Some time ago, lain out on a gurney, deeply drugged, post-surgery, my wife disclosed that I had said to her in low and muffled tones, “I have so much to tell you.” How I wish that I remembered both the moment, and its specific content—a map, some treasure. More characteristic of new love, such urgency was odd, as my utterance was given over a decade in, so what had I meant, I wonder?
That moment sprang to mind as I thought about love—not romantic love, or love fueled by physical desire, or parental love, or puppy love—but love as it evolves throughout what I’d call a successful marriage, one dedicated to mutual support, to the cultivation of curiosity and humor, to resilience and engagement in challenging times, to the givens of friendship and family. Between such partners, then, what remains unspoken, what left unsaid? Secrets, hopes, confessions? It sounded urgent, lying there on the gurney in my altered and expanded state.
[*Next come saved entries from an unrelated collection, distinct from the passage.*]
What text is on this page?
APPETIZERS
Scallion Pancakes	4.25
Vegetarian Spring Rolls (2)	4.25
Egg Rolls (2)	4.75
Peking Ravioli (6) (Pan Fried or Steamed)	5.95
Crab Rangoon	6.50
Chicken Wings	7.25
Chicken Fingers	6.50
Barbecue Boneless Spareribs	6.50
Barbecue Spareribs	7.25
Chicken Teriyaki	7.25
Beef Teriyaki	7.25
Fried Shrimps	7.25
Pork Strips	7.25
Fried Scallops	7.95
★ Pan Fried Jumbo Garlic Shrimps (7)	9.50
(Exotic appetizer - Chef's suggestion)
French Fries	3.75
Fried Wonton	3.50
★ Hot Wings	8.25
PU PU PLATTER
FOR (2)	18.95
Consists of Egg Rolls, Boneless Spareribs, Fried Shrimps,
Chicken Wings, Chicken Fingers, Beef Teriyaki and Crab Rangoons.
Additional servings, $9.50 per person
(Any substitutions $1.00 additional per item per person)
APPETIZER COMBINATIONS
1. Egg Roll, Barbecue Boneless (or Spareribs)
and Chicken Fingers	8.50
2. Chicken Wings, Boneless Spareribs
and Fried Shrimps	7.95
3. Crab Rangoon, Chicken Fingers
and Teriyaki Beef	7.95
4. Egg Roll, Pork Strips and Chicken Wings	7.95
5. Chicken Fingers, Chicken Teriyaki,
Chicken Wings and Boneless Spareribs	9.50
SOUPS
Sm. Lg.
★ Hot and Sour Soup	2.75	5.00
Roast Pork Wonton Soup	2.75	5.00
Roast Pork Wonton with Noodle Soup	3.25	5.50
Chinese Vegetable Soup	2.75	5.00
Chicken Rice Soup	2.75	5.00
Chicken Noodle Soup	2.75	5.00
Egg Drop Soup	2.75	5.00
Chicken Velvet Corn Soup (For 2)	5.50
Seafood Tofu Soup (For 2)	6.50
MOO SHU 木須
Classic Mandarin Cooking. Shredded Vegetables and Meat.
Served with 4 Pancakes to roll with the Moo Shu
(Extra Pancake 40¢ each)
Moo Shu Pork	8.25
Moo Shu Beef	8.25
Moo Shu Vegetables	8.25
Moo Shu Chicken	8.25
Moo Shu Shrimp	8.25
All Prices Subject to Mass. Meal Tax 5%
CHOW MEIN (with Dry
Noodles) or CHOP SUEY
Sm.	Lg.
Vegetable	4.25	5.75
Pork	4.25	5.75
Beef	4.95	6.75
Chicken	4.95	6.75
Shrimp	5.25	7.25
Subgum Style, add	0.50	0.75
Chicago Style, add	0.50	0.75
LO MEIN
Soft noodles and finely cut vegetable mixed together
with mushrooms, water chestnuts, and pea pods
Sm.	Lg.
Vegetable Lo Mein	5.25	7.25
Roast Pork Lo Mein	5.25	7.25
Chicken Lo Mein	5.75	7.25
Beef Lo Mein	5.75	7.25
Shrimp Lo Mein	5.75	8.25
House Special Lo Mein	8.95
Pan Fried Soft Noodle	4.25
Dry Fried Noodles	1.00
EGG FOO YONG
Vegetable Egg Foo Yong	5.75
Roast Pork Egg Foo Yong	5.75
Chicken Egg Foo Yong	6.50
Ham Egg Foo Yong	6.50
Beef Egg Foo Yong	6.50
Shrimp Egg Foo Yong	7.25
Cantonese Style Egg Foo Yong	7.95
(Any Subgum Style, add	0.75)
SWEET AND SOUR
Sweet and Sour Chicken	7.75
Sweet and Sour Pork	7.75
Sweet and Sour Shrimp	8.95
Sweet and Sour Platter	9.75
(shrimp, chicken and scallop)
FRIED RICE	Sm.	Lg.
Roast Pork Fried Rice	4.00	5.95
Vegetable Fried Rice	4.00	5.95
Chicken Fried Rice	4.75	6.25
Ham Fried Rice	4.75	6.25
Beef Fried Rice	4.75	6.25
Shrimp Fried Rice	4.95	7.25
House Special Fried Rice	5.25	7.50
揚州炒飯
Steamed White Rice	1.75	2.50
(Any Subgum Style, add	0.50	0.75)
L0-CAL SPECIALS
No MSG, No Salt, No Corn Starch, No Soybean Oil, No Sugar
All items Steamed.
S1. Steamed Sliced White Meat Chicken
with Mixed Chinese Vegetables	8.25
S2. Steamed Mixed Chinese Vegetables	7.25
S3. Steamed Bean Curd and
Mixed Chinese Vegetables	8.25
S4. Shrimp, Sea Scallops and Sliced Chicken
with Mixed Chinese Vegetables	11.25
What might I regret not saying, not having said? A couple of decades in, I am a couple of decades older. I do not feel myself to be old, that is, elderly, while forced to acknowledge that I am, by many counts, older. And I find myself ashamed that the self I proffered all those years ago can no longer be sustained. I am ashamed of charmless sags, the aches that vie for my attention, the thinning skin that is a magnet for florid bruising. Shame worsens the losses. Shame is not helpful. It is as if I gave you a performative self early in our marriage, and somehow the performance, once polished, has snagged on cheap props and clumsy blocking.
This is, perhaps, the conversation we should be having, the weight of shame, its Novocain presence. As I think about it, my shame is about aging, but also about vulnerability, about my feeling, in your gaze, exposed. The more I feel myself known, the more I suffer the rawness of vulnerability and exposure. A paradox. I always thought being known was the point, the lucky charm, a resting place—striving and effort finally hung on their hooks in the tool shed. Instead, with my intimate partner, this feeling of exposure. Foibles revealed, weaknesses bared, disappointments guiltily copped to.
Buddhist nun and teacher Pema Chödrön invites us by way of Samuel Beckett to “fail, fail again, fail better.” Could a component of the unsaid, the muted, have to do with not knowing how to say it? If so, then Right Speech, one of the Five Precepts in Buddhist beliefs, might be brought to bear. More often this precept is associated with content, like with not being mean, verbally abusive, and the like. Or with tone—the how you say a thing being as significant as the what it is you’re saying. But I put timing up there with roses and chocolate—when to bring up a tough topic, a contentious bit of feedback, a potentially prickly observation. Some Buddhist exegeses caution against bringing up such material until the recipient is willing to hear it, and is, so to speak, receptively in the mood. This seems more an exercise of patience and restraint, which might easily slip, I imagine, into mute passivity, an avoidance of confrontation. Regardless, timing is key.
What might I regret not saying, not having said? It is an impossible question! Today’s choice might shrink to irrelevance with tomorrow’s more dire condition. If anything, the question urges a reining back from a speculative future to the present tense—what, in this moment, given this conflict, or this beauty suddenly perceived, or that prickle of anxiety, what needs to be spoken? Is it possible to think that this kind of unguarded, attuned communication is like meditation, involving two?
Maybe things left unsaid aren’t words at all; maybe the lexis is ineffable—maybe eyes and breath, and byways of sensation. What is the bridge between the ineffable and things? The word, things—where would we be without it? Things left unsaid: reveries, ghosts, breath. Things loved fiercely: babies, books, wife, my beating heart, your beating heart. Such nouns; all solid.
How can I write about love if I can’t, in various forms, enact it? There’s a terrible gap between writing about love and being love. Words can mire one in bullshit. Words can be wind; I can be borne on updrafts. Carried aloft, I resent it when you call me back down with an irrelevance, as if my words were the wheat, yours, the chaff. And this is bullshit and we suffer a discordant note between us.
Lest this salubrious discomfort, this gap between word and act itself, launch a homily, I return to Samuel Beckett/Pema Chödrön and their words: “Ever tried. Ever failed. No matter. Try again. Fail again. Fail better.”
Each disappointing slip, each step back from love into the bog of irritation can be an opportunity. This morning, for example, I failed love. You departed for the office; I tossed you a terse and unaffectionate goodbye. I will take the opportunity to go and buy some tulips or some daffodils. I will mean this as my regret, and not have it go unsaid.
After reading this reflection, my wife reminded me that it was her recollection, that she was, after all, the intended recipient of my utterance all those years ago. And she reports, “Your tone was one of joy.”
A practicing Buddhist for more than 30 years, Hollis Giammatteo has sought experiences that challenge her practice, from teaching writing to working with the elderly. She co-founded The Wilma Theater in Philadelphia, and was a resident playwright for The Rhode Island Feminist Theatre. Hollis has published in a variety of magazines, and her memoir, The Shelf Life of Ashes, was released in 2016 by She Writes Press.